Ives Gandra da Silva Martins Filho (São Paulo, 9 de maio de 1959) é um jurista e magistrado brasileiro. É ministro do Tribunal Superior do Trabalho (TST) desde 1999 e atual presidente desse tribunal.

Foi conselheiro do Conselho Nacional de Justiça (2009-2011), do Conselho Superior da Justiça do Trabalho (2004-2005) e corregedor-geral desse órgão, subprocurador-Geral do Trabalho (1988-1999), assessor especial da Casa Civil da Presidência da República (1997-1999), e professor da Universidade de Brasília - UnB (1984-1988), pela qual é mestre em direito. Concluiu o doutorado pela Universidade Federal do Rio Grande do Sul.[3][4][5] Possui diversas obras publicadas sobre direito do trabalho.

É filho do advogado e professor Ives Gandra da Silva Martins. Assim como o pai, é membro da prelazia católica Opus Dei[6] e considerado um jurista conservador.[7][8][9][10]

Carreira[editar | editar código-fonte]

Ives Gandra Filho formou-se em direito pela Universidade de São Paulo em 1981. Concluiu o mestrado pela Universidade de Brasília em 1991, tendo sido orientado por José Carlos Moreira Alves,[11] e o doutorado pela Universidade Federal do Rio Grande do Sul em 2014.[3]

Atuou como advogado nas áreas cível e trabalhista em 1982. De 1983 a 1988, foi analista judiciário do TST, tendo sido assessor do ministro Coqueijo Costa. Em 1988, tornou-se procurador do trabalho, e foi assessor especial do então subchefe de assuntos jurídicos Gilmar Mendes na Casa Civil da Presidência da República[12] entre 1997 e 1999, quando foi indicado para o cargo de ministro do TST, em vaga destinada a membro do Ministério Público.[3]

Foi Conselheiro do Conselho Nacional de Justiça, representando o TST, de 2009 a 2011.[3]

Lecionou direito do trabalho e processo do trabalho no curso de graduação da UnB de 1984 a 1988 e direito comparado do trabalho no curso de pós-graduação do CEUB em 1990.[3]

Em 2017, foi cotado pelo governo Michel Temer para o cargo de ministro do Supremo Tribunal Federal, porém sofreu resistência em razão de defender posições tidas como muito conservadoras.[13]

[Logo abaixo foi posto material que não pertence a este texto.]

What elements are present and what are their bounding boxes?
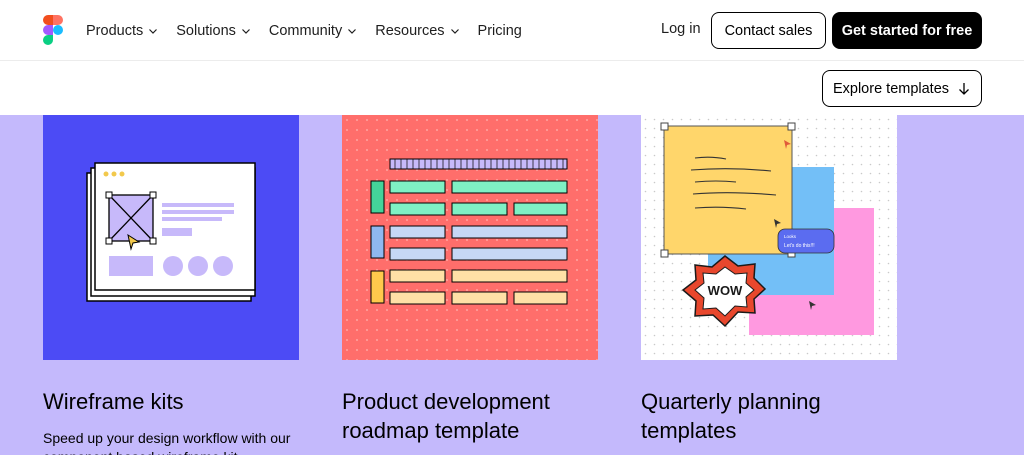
templates-subbar: Explore templates [0, 62, 1024, 115]
quarterly-planning-image[interactable]: Looks Let's do this!!! WOW [641, 115, 897, 360]
wireframe-kits-description: Speed up your design workflow with our c… [43, 430, 291, 455]
nav-products[interactable]: Products [86, 23, 158, 39]
nav-solutions[interactable]: Solutions [176, 23, 251, 39]
wireframe-illustration-icon [86, 162, 256, 302]
sticky-notes-illustration-icon: Looks Let's do this!!! WOW [641, 115, 897, 360]
wireframe-kits-title[interactable]: Wireframe kits [43, 387, 283, 416]
chevron-down-icon [241, 28, 250, 34]
top-navigation: Products Solutions Community Resources P… [0, 0, 1024, 61]
explore-templates-label: Explore templates [832, 80, 950, 97]
nav-resources-label: Resources [375, 22, 445, 39]
nav-community-label: Community [268, 22, 343, 39]
contact-sales-button[interactable]: Contact sales [711, 12, 826, 49]
nav-community[interactable]: Community [269, 23, 357, 39]
svg-text:WOW: WOW [708, 283, 743, 298]
wireframe-kits-image[interactable] [43, 115, 299, 360]
roadmap-illustration-icon [342, 115, 598, 360]
svg-text:Looks: Looks [784, 234, 797, 239]
login-link[interactable]: Log in [661, 21, 701, 37]
svg-text:Let's do this!!!: Let's do this!!! [784, 243, 815, 249]
nav-products-label: Products [86, 22, 144, 39]
explore-templates-button[interactable]: Explore templates [822, 70, 982, 107]
nav-solutions-label: Solutions [176, 22, 236, 39]
roadmap-template-title[interactable]: Product development roadmap template [342, 387, 582, 445]
nav-links: Products Solutions Community Resources P… [86, 0, 540, 61]
templates-section: Wireframe kits Speed up your design work… [0, 115, 1024, 455]
nav-pricing-label: Pricing [477, 22, 522, 39]
chevron-down-icon [348, 28, 357, 34]
figma-logo-icon[interactable] [43, 15, 63, 45]
nav-pricing[interactable]: Pricing [478, 23, 522, 39]
chevron-down-icon [149, 28, 158, 34]
roadmap-template-image[interactable] [342, 115, 598, 360]
nav-resources[interactable]: Resources [375, 23, 459, 39]
quarterly-planning-title[interactable]: Quarterly planning templates [641, 387, 881, 445]
chevron-down-icon [450, 28, 459, 34]
get-started-button[interactable]: Get started for free [832, 12, 982, 49]
arrow-down-icon [959, 82, 969, 95]
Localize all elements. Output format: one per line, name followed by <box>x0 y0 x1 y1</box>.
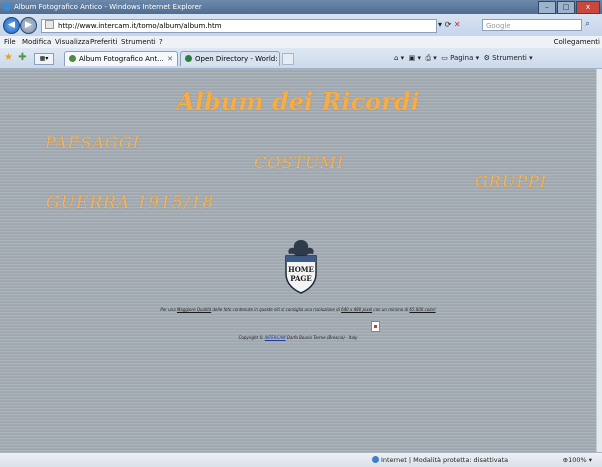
tab-label: Album Fotografico Ant... <box>79 55 164 63</box>
back-button[interactable]: ◀ <box>3 17 20 34</box>
forward-button[interactable]: ▶ <box>20 17 37 34</box>
page-menu[interactable]: ▭ Pagina ▾ <box>441 54 479 62</box>
note-text: delle foto contenute in queste siti si c… <box>211 307 342 312</box>
link-costumi[interactable]: COSTUMI <box>254 153 344 172</box>
page-content: Album dei Ricordi PAESAGGI COSTUMI GRUPP… <box>0 69 596 452</box>
menu-modifica[interactable]: Modifica <box>22 36 51 48</box>
tab-album[interactable]: Album Fotografico Ant... ✕ <box>64 51 178 66</box>
tab-open-directory[interactable]: Open Directory - World: It... <box>180 51 280 66</box>
security-zone[interactable]: Internet | Modalità protetta: disattivat… <box>372 453 508 467</box>
note-text: con un minimo di <box>372 307 410 312</box>
new-tab-button[interactable] <box>282 53 294 65</box>
tab-bar: ★ ✚ ▦▾ Album Fotografico Ant... ✕ Open D… <box>0 48 602 69</box>
menu-preferiti[interactable]: Preferiti <box>90 36 117 48</box>
quality-link[interactable]: Maggiore Qualità <box>177 307 211 312</box>
minimize-button[interactable]: – <box>538 1 556 14</box>
menu-file[interactable]: File <box>4 36 16 48</box>
address-toolbar: ◀ ▶ http://www.intercam.it/tomo/album/al… <box>0 14 602 36</box>
address-input[interactable]: http://www.intercam.it/tomo/album/album.… <box>41 19 437 33</box>
url-text: http://www.intercam.it/tomo/album/album.… <box>58 22 222 30</box>
menu-bar: File Modifica Visualizza Preferiti Strum… <box>0 36 602 48</box>
add-favorites-icon[interactable]: ✚ <box>17 52 28 63</box>
copyright-text: Darfo Boario Terme (Brescia) - Italy <box>285 335 358 340</box>
page-title: Album dei Ricordi <box>176 87 420 116</box>
tools-menu[interactable]: ⚙ Strumenti ▾ <box>484 54 533 62</box>
link-guerra[interactable]: GUERRA 1915/18 <box>46 193 214 213</box>
window-controls: – □ x <box>538 1 600 14</box>
maximize-button[interactable]: □ <box>557 1 575 14</box>
search-input[interactable]: Google <box>482 19 582 31</box>
vertical-scrollbar[interactable] <box>596 69 602 452</box>
address-tools: ▾ ⟳ ✕ <box>438 19 461 31</box>
menu-help[interactable]: ? <box>159 36 163 48</box>
link-paesaggi[interactable]: PAESAGGI <box>45 133 140 152</box>
page-icon <box>45 20 54 29</box>
menu-visualizza[interactable]: Visualizza <box>55 36 89 48</box>
stop-icon[interactable]: ✕ <box>454 20 461 29</box>
note-text: Per una <box>160 307 177 312</box>
feeds-icon[interactable]: ▣ ▾ <box>409 54 421 62</box>
tab-close-icon[interactable]: ✕ <box>167 52 173 66</box>
zone-text: Internet | Modalità protetta: disattivat… <box>381 456 509 464</box>
command-bar: ⌂ ▾ ▣ ▾ ⎙ ▾ ▭ Pagina ▾ ⚙ Strumenti ▾ <box>394 52 533 64</box>
links-label[interactable]: Collegamenti <box>554 36 600 48</box>
link-gruppi[interactable]: GRUPPI <box>475 172 547 191</box>
copyright-note: Copyright © INTERCAM Darfo Boario Terme … <box>0 335 596 340</box>
menu-strumenti[interactable]: Strumenti <box>121 36 156 48</box>
tab-favicon <box>69 55 76 62</box>
home-page-shield-button[interactable]: HOME PAGE <box>282 238 320 294</box>
globe-icon <box>372 456 379 463</box>
print-icon[interactable]: ⎙ ▾ <box>425 54 436 62</box>
ie-logo-icon <box>3 3 11 11</box>
zoom-value: 100% <box>568 456 587 464</box>
small-image-icon[interactable] <box>371 321 380 332</box>
favorites-star-icon[interactable]: ★ <box>3 52 14 63</box>
refresh-icon[interactable]: ⟳ <box>445 20 452 29</box>
intercam-link[interactable]: INTERCAM <box>265 335 286 340</box>
status-bar: Internet | Modalità protetta: disattivat… <box>0 452 602 467</box>
home-icon[interactable]: ⌂ ▾ <box>394 54 404 62</box>
resolution-note: Per una Maggiore Qualità delle foto cont… <box>0 307 596 312</box>
zoom-control[interactable]: ⊕100% ▾ <box>563 453 592 467</box>
dropdown-arrow-icon[interactable]: ▾ <box>438 20 442 29</box>
page-label: PAGE <box>290 274 312 283</box>
browser-window: Album Fotografico Antico - Windows Inter… <box>0 0 602 467</box>
quick-tabs-icon[interactable]: ▦▾ <box>34 53 54 65</box>
close-button[interactable]: x <box>576 1 600 14</box>
tab-favicon <box>185 55 192 62</box>
colors-value: 65.000 colori <box>409 307 436 312</box>
title-bar: Album Fotografico Antico - Windows Inter… <box>0 0 602 14</box>
search-icon[interactable]: ⌕ <box>585 19 590 29</box>
tab-label: Open Directory - World: It... <box>195 55 279 63</box>
resolution-value: 640 x 480 pixel <box>341 307 373 312</box>
window-title: Album Fotografico Antico - Windows Inter… <box>14 3 202 11</box>
home-label: HOME <box>288 265 314 274</box>
copyright-text: Copyright © <box>238 335 265 340</box>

Posições[editar | editar código-fonte]

Gandra Filho é adepto do jusnaturalismo e considera que a ordem jurídica é fundamentada em um núcleo mínimo de direitos humanos, o direito natural, devendo o direito ser fundado em exigências naturais que lhe dão fundamento.[14]

No direito do trabalho, é defensor da flexibilização das leis trabalhistas.[15] Em relação ao trabalho análogo à escravidão, acolheu, como presidente do TST, em março de 2017, o pedido de suspensão da divulgação da "lista suja" de empregadores que exploram trabalho escravo, apesar de a lista ser considerada pelas Nações Unidas como uma medida fundamental na repressão a práticas de violação de direitos humanos no Brasil.[16] Em abril de 2017, posicionou-se a favor do fim do imposto sindical, proposta do deputado federal Rogério Simonetti Marinho.[17][18] Em audiência no Senado Federal, em maio de 2017, afirmou que indenizações por acidentes do trabalho não podem ser “altas”, porque isso estimularia a automutilação pelos trabalhadores.[19]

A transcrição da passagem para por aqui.